BioTuring and Teddy Thinh

BioTuring 06/27: Gene Enrichment Analysis.
Motivation: Comparing 2 gene lists $A = {[G_{n1}, S_{n1}], [G_{n2}, S_{n2}], …}$ & $B = {[G_{m1}, S_{m1}], [G_{m2}, S_{m2}], …}$ to extrapolate on the results (e.g cancer vs non-cancer?)
Method: Get a gene pool, preferably on the whole $G_i$ set.
Arange from A $\rightarrow$ B to form a pathway.
Something about Fold Change (FC) metric here I don’t rmb well, but basically $FC = \log_2(\frac{G_{ni}}{G_{mi}})$, if FC > 0 then it’s good for hypo about gene list A, < 0 then good for gene list B.
For all gene in pathway, record its cummulative sum on FC. This will form a graph, axis x is A $\rightarrow$ B, axis y is score.
Highest one is Enrichment Score.
$\implies$ New problem, how do we know the Stats Significance of this score. Run it 10000 times and select one with p-score < 0.05? Seems reasonable, but resources are limited. This is what Bioturing Algo team been researching for now, when assigning a score towards a gene is approximately even to every other gene, you can apply some guys’ work on distribution to get 5000x faster than the conventional approach.

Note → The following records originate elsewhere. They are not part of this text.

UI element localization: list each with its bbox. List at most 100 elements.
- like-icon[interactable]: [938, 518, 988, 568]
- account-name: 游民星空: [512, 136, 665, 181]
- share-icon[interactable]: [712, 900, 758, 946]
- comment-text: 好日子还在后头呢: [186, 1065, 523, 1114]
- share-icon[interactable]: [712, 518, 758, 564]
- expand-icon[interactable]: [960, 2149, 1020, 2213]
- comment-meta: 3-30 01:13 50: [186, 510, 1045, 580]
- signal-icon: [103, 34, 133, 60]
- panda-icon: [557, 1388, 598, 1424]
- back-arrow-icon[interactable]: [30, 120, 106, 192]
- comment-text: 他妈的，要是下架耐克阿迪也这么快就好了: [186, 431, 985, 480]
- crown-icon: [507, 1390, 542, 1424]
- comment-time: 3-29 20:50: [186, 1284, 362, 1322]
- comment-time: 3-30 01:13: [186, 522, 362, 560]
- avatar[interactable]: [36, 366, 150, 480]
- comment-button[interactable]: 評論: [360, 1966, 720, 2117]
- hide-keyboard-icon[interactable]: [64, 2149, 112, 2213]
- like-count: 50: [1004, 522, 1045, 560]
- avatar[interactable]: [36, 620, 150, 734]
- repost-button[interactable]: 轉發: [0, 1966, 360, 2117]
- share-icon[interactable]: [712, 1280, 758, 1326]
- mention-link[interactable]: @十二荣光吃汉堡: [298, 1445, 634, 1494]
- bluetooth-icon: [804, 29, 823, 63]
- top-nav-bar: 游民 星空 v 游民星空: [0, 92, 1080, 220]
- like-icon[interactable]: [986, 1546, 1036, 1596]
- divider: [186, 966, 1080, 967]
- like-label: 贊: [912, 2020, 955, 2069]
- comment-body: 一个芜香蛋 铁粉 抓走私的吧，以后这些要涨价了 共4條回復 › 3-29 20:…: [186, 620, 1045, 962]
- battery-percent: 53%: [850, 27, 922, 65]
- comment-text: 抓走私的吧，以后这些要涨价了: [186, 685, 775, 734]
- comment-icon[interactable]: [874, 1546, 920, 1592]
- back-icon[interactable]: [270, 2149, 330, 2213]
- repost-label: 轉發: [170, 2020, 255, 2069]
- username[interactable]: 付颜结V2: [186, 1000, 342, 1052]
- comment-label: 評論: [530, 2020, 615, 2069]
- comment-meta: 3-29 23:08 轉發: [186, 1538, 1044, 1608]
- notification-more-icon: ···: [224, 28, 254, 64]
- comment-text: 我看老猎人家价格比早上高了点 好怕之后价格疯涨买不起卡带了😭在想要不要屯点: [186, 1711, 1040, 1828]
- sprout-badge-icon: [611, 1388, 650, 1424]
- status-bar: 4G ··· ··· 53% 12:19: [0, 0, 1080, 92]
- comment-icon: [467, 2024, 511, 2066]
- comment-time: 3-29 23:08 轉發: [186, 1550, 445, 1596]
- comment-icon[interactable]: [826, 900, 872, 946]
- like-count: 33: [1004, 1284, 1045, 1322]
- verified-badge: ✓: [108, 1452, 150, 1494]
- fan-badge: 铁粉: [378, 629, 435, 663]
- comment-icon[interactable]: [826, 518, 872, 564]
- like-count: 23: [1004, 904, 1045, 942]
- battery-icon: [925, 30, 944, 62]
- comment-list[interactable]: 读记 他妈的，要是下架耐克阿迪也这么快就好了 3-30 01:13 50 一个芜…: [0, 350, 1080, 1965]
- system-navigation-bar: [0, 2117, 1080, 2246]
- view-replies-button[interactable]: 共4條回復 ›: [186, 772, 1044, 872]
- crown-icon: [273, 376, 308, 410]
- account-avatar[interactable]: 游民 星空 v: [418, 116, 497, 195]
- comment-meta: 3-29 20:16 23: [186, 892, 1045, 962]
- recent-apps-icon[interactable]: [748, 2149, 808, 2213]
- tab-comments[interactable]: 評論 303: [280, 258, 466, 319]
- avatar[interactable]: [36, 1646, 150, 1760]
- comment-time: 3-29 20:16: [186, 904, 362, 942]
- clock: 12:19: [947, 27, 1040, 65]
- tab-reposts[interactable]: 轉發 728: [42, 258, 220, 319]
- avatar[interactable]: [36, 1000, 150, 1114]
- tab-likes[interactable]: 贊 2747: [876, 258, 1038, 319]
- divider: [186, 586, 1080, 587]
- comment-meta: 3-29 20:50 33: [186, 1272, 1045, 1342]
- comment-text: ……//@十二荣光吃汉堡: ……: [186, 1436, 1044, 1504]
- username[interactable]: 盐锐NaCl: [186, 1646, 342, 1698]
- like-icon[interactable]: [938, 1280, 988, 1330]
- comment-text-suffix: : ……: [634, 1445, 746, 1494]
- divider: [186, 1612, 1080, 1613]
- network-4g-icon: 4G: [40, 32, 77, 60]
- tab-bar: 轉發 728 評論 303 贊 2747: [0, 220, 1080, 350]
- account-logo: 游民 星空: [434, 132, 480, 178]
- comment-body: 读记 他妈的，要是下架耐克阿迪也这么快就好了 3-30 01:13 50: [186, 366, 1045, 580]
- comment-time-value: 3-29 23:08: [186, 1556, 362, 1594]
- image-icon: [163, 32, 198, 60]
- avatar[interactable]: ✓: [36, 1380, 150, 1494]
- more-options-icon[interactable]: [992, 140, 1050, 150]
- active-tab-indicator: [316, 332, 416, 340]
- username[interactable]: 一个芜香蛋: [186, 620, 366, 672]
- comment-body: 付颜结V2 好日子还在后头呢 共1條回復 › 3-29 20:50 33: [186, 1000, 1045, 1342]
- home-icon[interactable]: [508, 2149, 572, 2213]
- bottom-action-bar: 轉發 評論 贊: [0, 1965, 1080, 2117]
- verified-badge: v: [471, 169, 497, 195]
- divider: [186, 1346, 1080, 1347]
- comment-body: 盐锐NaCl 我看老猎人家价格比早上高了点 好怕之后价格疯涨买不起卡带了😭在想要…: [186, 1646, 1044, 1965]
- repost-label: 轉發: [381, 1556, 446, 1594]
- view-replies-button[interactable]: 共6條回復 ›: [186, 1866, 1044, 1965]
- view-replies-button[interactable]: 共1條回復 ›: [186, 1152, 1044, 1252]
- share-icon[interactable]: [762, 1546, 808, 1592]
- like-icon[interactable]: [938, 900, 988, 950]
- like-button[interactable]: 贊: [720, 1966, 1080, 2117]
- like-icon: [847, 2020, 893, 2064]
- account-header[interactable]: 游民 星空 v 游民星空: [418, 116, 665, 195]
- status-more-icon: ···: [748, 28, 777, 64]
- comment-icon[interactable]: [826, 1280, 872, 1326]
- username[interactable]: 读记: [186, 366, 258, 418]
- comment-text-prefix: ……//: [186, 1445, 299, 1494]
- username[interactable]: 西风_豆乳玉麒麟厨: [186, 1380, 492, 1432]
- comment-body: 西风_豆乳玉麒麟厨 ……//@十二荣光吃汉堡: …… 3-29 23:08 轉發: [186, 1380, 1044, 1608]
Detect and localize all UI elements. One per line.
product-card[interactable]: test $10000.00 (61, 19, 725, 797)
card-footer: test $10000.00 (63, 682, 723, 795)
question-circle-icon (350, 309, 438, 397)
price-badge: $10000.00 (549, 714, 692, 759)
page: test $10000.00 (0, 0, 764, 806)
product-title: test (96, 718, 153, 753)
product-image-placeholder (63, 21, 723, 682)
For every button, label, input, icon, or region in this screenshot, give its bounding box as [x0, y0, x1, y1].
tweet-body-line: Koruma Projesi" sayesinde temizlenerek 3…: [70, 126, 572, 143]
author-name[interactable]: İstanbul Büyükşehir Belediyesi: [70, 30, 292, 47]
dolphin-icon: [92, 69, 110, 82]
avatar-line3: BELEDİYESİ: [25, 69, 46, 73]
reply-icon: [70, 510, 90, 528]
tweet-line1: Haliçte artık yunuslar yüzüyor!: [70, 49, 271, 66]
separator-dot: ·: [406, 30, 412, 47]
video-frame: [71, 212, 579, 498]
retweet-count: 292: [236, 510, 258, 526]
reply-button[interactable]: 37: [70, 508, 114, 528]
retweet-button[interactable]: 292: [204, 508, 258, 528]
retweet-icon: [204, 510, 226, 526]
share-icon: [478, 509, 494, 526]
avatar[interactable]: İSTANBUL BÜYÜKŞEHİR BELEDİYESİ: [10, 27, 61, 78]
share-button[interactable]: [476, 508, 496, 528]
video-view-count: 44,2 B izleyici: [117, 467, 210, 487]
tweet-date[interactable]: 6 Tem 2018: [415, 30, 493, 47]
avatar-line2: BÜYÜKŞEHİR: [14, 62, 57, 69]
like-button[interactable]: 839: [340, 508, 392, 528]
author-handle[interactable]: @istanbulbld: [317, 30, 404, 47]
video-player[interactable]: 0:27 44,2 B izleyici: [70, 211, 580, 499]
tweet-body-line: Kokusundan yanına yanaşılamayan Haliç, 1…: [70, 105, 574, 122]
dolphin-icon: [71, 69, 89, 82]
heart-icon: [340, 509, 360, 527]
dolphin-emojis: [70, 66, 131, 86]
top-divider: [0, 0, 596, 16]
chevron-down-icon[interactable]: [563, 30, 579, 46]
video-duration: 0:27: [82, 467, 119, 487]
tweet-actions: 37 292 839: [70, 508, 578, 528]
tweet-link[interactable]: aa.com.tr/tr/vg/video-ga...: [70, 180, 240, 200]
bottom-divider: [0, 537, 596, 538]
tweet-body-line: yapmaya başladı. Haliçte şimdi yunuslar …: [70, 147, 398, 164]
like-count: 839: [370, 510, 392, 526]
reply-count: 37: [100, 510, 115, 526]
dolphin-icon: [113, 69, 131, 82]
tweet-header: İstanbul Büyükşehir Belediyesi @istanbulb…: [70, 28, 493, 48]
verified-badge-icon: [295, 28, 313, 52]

Took an entrance test @ BioTuring then

Met Teddy Thinh:
Here’s my two cents about the conversation:

Graduate education requires self-commitment and curiosity to learn new things, and applying it to the company at which you’re having internship.
Grad program are for connection probably, at least in HCMUS.
Prof. Ly Quoc Ngoc (Computer Vision) is goated, his mindset about research is something to be recognised by fellow researchers.